第21回日本蛋白質科学会年会

講演情報

ポスターセッション

[1P-1] ポスター1(1P-01ー1P-48)

2021年6月16日(水) 14:45 〜 16:45 ポスター会場1

[1P-40*] TGIF-1天然変性領域のリン酸化による機能制御機構の解析

中野 雄太1, 謝 祺琳2, 酒井 佑介2, 笠原 浩太2, 仙石 徹4, 肥後 順一3, 緒方 一博4, 高橋 卓也2 (1.立命館大・院・生命, 2.立命館大・生命, 3.兵庫県立大・院・シミュレーション, 4.横浜市立大・院・医)

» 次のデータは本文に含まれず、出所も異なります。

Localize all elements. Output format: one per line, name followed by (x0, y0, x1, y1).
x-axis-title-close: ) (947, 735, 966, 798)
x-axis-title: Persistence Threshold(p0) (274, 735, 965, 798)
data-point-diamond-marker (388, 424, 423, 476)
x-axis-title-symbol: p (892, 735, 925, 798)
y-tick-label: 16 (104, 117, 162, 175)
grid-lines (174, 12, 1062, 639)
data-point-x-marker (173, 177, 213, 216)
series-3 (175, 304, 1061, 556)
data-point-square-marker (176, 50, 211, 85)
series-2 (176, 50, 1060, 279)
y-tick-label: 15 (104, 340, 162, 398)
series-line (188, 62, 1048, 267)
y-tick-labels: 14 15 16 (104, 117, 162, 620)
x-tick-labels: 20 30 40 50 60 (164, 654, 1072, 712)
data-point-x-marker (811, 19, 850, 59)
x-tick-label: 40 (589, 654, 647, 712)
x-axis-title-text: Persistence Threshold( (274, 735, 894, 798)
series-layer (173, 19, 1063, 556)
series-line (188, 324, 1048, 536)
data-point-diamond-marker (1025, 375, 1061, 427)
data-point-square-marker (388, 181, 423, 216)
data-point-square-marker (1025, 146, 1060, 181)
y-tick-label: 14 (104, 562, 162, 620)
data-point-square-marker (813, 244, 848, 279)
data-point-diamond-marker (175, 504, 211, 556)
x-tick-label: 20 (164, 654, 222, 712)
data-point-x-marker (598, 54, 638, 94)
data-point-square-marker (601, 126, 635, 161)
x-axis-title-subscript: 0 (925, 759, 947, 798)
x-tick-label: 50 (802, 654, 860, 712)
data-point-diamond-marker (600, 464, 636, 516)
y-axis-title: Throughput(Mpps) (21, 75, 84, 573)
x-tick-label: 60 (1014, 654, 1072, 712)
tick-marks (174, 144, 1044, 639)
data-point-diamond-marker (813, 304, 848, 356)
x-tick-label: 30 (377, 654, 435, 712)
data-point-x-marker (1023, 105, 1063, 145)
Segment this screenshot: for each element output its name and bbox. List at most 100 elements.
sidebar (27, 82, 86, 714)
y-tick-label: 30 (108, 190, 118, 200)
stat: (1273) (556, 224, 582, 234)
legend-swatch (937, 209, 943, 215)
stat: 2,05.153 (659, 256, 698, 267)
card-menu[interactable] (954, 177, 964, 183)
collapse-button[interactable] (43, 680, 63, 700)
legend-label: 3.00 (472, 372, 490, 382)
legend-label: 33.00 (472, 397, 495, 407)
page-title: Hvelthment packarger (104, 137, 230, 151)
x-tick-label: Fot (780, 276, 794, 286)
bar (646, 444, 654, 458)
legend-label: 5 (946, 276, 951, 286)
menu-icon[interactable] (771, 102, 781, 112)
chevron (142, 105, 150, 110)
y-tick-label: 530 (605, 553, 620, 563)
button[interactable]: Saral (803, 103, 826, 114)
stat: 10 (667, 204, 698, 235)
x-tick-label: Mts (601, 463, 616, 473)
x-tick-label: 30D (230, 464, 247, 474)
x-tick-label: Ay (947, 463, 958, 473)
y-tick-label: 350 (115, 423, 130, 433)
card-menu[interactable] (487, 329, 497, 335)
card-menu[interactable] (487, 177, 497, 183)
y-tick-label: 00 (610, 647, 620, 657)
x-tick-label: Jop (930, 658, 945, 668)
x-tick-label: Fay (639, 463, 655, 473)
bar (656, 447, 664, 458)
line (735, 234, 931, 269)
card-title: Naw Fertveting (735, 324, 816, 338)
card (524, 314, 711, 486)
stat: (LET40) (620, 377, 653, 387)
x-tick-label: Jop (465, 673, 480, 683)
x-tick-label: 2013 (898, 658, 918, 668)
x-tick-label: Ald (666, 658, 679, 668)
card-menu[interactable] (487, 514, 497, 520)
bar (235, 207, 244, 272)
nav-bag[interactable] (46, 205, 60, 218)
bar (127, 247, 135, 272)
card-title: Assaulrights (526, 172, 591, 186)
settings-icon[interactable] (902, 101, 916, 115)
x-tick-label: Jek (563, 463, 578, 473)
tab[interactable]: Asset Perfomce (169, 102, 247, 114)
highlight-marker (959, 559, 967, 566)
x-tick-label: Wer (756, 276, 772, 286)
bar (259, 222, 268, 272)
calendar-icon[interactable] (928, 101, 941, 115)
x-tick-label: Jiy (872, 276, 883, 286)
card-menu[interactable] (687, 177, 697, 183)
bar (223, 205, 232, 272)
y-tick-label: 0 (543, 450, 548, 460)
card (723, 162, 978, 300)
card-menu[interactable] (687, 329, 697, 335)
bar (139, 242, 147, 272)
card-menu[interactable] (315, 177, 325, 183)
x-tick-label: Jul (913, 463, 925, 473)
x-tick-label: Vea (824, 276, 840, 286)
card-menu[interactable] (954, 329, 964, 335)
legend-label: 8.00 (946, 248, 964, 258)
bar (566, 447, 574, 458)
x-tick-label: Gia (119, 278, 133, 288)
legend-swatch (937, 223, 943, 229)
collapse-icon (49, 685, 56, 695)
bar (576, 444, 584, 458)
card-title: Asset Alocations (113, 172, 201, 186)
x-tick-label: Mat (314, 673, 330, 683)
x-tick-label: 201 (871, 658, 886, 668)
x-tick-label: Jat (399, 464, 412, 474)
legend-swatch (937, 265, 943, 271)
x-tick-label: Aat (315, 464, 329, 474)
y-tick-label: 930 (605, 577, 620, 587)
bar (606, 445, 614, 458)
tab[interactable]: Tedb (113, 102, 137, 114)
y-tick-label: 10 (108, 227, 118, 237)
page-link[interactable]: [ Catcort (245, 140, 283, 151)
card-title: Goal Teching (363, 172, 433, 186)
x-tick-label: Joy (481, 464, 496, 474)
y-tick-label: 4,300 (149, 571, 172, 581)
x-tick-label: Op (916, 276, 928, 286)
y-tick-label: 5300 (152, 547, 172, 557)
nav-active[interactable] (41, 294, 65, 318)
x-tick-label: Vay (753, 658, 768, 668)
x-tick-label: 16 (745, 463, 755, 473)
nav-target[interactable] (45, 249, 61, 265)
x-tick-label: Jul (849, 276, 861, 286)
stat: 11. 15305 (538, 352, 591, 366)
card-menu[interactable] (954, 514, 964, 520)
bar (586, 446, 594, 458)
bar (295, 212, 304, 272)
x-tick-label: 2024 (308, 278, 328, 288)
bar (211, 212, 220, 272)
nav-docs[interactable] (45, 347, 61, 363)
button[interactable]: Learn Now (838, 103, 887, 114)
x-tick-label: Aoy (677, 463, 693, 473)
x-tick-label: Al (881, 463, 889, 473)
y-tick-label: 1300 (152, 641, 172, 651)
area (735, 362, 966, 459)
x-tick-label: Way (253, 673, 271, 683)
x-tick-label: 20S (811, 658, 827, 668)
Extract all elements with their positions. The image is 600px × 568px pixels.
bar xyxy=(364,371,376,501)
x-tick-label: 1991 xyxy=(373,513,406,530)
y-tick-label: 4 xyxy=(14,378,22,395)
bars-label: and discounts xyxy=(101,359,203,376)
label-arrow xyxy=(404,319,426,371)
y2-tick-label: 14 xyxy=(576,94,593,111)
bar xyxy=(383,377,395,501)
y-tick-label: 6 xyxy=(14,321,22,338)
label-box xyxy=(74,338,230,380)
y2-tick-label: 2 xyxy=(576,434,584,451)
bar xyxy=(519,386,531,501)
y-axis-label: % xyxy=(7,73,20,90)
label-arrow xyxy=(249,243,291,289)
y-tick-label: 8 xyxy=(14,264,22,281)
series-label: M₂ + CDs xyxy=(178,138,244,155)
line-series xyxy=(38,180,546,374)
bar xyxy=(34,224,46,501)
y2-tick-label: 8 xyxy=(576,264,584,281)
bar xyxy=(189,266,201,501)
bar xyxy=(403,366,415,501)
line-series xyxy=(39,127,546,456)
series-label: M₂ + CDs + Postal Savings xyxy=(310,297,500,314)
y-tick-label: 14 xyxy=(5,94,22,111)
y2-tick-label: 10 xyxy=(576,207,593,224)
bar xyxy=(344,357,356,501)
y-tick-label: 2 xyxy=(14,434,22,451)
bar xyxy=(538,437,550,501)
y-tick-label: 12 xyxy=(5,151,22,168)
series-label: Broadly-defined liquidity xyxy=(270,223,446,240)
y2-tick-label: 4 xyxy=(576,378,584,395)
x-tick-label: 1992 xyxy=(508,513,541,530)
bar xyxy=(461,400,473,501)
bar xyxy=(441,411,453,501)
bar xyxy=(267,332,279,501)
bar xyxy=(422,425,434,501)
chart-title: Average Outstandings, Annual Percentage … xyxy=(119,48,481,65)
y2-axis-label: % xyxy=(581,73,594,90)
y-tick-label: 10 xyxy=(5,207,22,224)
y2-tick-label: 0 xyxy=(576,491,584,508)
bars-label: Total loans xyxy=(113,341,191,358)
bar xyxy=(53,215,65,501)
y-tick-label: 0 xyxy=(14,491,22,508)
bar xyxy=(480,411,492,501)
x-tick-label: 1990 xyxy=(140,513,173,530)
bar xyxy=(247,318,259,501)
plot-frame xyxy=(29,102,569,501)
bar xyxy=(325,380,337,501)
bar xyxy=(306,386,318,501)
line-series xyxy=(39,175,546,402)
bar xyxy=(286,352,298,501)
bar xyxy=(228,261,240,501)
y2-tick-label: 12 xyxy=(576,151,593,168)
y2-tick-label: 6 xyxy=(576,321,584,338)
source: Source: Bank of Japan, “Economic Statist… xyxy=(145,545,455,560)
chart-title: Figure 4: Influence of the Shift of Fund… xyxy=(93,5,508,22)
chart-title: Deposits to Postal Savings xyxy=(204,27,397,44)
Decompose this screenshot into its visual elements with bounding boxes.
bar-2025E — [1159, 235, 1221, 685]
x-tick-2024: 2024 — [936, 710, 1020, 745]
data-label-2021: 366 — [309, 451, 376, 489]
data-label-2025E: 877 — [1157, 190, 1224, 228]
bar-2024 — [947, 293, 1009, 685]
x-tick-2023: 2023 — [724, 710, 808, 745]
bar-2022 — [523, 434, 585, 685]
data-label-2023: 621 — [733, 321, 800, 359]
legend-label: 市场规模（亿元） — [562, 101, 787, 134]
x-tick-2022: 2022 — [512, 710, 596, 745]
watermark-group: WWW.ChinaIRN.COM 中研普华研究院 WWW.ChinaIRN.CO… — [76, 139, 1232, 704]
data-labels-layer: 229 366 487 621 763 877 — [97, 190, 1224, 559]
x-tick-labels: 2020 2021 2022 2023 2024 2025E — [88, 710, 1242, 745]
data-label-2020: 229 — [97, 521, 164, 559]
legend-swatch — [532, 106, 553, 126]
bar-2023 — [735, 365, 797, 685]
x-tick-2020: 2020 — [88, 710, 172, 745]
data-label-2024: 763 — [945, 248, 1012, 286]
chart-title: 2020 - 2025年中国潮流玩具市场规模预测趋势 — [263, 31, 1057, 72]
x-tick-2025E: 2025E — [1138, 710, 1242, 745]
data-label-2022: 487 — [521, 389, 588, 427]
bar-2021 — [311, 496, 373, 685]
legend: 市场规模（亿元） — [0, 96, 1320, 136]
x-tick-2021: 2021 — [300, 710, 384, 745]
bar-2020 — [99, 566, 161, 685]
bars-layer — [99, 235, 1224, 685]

TGIF1はTGF-βの活性化転写を抑制する多機能タンパク質である。TGIF1には天然変性領域(IDR)があり、そのリン酸化によってDNAとの結合が阻害されることが知られている。しかし、IDRの立体構造解析が困難であるため、その分子機構はわかっていない。本研究では、独自のシミュレーション手法であるVirtual system coupled canonical molecular dynamics (VcMD法) を用いてその分子機構を解明することを目的とした。構造既知のホメオドメイン(PBD ID:6FQP)近傍の3残基のリン酸化セリンを含む領域(残基番号280-300)はIDRであるが、この領域をペプチドとして配置した系について検討した。シミュレーション結果からIDRの安定構造を解析したところ、リン酸化セリンはDNA認識ヘリックス領域(219-221)のアルギニン残基に塩橋を形成した。そして、このリン酸化セリンの近くに3-10ヘリックス構造が形成されることがわかった。また、IDR上にリン酸化セリンと水素結合をする残基がいくつか存在した。これらの残基は、リン酸化セリンと相乗的に働き、DNA結合ドメインとの相互作用に寄与すると考えられる。また、DNA認識ヘリックス上のロイシンとペプチド上のロイシン2残基は疎水クラスターを形成していて、疎水性相互作用していると考えられる。これが、IDR相互作用の安定化にも関わっていると考えられる。研究では独自のシミュレーション手法を用いることにより、解析困難なIDRのメカニズムの解明に成功した。今後in vitro実験によって検証を行う予定である。